To make this piece, I’ve combined the video mastication technique from my 2013 Chewing video with a modified/dissipating alphabetical ordering, using alignment data from Gentle. I’ve tried to exploit the cocktail party effect, in combination with textual/visual reinforcement, to reward a viewer’s attempts at focus and concentration.
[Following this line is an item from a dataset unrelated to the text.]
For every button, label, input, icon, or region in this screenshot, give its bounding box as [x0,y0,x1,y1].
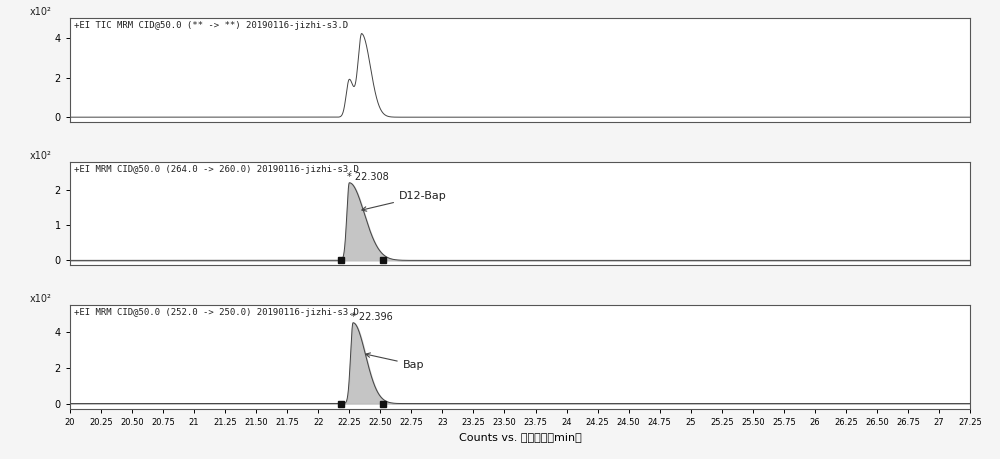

This will be installed at the Fotografisk Center in Copenhagen, from November 5 to December 6, within the show Rewriting Histories curated by Lasse Lau and Benj Gerdes (Kran Film Collective) and in conjunction with the Copenhagen International Documentary Festival. I will be traveling to Copenhagen for the opening on the 5th, and will give an artist talk on the 10th (returning to San Francisco on the 14th).

• • •

One of the great pleasures of making a piece like this is that it stretches my perceptual abilities. I spend a lot of time listening, looking, and learning from the intermediate results. In some ways, I am teaching myself to “read” a language as I develop it. Unfortunately, that leaves me unable to anticipate the legibility (or illegibility) of a piece like this to those who haven’t spent time with the language. All of you are somewhat tainted by familiarity with my work, but as ever I am hungry for reactions.

Your correspondent,

R.M.O.


On Oct 23, 2015, at 3:38 PM, Robert Ochshorn wrote:

To test my “Forced Aligner” (I’m calling it “Gentle” for now), I’ve been alphabetizing audio files.


I was doing all of this in an iPython session, and using reverse-search-completions. I’ve attached the code, in case Glen wants to think about a Flowsheet that does something like this.
****************."><alphabetize.py>

Some other interesting things were sorting words by duration and playing all the bigrams.